Giovanni Paolo
II
nella sua lettera enciclica Veritatis Splendor del 6 giugno 1993 si
rivolge ai vescovi, ma anche ai teologi moralisti. “Il servizio che
nell’ora attuale i teologi moralisti sono chiamati a dare è di primaria
importanza non solo per la vita e la missione della Chiesa, ma anche per
la società e la cultura umana” (111). Infatti come teologa moralista
debbo “esercitare un accurato discernimento nel contesto dell’odierna
cultura prevalentemente scientifica e tecnica, esposta ai pericoli del
relativismo, del pragmatismo e del positivismo”(112)
L’enciclica tratta più ampiamente e profondamente le questioni
riguardanti i fondamenti stessi della teologia morale.

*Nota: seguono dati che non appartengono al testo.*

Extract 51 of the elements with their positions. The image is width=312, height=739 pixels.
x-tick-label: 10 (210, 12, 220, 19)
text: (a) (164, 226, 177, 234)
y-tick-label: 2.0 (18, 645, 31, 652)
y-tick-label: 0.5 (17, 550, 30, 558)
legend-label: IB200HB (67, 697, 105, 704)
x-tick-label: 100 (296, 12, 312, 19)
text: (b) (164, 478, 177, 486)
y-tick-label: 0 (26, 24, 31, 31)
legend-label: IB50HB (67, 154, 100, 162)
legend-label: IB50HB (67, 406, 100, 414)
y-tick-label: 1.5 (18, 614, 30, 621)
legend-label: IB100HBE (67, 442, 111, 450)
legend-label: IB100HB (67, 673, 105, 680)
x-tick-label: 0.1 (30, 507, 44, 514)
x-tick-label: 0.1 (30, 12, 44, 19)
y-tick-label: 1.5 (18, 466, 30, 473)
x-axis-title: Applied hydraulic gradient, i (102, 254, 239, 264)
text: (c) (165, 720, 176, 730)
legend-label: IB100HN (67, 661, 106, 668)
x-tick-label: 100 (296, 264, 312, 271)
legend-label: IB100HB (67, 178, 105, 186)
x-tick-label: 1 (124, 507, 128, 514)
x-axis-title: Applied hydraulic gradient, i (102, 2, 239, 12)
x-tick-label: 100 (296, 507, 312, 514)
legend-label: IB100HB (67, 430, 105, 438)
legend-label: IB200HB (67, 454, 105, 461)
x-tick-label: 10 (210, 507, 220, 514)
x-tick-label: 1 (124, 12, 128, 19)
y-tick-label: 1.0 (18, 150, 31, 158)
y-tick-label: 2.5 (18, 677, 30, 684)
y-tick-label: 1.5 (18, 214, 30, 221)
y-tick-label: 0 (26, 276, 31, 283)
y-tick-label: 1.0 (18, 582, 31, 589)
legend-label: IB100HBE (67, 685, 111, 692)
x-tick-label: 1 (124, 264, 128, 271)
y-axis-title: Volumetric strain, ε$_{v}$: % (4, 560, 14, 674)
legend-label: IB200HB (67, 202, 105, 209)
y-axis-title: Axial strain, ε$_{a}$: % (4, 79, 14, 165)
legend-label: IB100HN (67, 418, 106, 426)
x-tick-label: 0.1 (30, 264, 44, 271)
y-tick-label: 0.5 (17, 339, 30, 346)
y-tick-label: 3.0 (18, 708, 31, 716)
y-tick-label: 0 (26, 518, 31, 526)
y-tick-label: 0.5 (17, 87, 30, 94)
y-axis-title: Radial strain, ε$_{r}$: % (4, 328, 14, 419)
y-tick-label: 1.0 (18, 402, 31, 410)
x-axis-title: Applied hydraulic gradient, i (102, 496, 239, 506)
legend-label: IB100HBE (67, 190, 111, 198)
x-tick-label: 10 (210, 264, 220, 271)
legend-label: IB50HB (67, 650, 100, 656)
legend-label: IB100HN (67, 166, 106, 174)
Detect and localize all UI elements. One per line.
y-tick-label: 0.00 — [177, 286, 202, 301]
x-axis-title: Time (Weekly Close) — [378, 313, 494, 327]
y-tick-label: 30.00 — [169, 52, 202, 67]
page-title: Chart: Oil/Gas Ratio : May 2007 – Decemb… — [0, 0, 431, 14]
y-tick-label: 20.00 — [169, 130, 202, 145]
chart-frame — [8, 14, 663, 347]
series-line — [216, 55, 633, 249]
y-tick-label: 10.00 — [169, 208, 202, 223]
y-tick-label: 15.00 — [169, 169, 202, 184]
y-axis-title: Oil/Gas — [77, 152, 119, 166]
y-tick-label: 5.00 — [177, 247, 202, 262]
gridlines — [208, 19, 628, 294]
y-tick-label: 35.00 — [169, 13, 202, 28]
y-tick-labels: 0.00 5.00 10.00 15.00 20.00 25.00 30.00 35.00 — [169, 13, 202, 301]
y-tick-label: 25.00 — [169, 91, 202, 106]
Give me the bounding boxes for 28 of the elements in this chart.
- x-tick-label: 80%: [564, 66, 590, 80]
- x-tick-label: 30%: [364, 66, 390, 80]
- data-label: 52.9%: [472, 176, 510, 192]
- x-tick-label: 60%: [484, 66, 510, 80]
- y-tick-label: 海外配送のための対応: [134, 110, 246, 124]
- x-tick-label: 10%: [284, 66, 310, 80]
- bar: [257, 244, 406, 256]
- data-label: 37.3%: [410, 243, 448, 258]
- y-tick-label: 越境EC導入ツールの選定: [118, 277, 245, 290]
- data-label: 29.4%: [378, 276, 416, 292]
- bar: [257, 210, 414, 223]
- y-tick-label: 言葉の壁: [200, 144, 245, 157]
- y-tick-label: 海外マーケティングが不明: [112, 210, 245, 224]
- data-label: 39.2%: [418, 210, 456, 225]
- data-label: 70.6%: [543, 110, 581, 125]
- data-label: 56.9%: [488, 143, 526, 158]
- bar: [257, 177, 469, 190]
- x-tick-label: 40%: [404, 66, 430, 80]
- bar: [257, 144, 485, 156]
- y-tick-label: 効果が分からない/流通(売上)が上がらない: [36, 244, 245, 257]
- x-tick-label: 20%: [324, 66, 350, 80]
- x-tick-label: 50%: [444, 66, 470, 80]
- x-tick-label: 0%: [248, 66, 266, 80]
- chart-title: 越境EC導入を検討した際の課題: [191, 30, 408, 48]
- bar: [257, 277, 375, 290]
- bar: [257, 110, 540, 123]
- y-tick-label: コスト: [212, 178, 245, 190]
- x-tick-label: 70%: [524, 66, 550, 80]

C’è infatti nelle persone una continua ricerca sul senso della vita, la
cui risposta può venire dalla verità di Gesù e del suo Vangelo. Alle
domande: che cosa dobbiamo fare? come facciamo a discernere il bene dal
male?
Il Papa risponde che è possibile solo grazie allo splendore della verità
che rifulge nell’intimo dello spirito umano (cf Sal 4,7) ed è proprio
sulla strada della vita morale che è aperta a tutti la via della
salvezza( cf Lumen Gentium16).
Con la sua libertà l’uomo può decidere della propria vita pro o contro
il bene, pro o contro la Verità ed in ultima istanza pro o contro Dio.
Sono scelte che danno forma a tutta la vita morale.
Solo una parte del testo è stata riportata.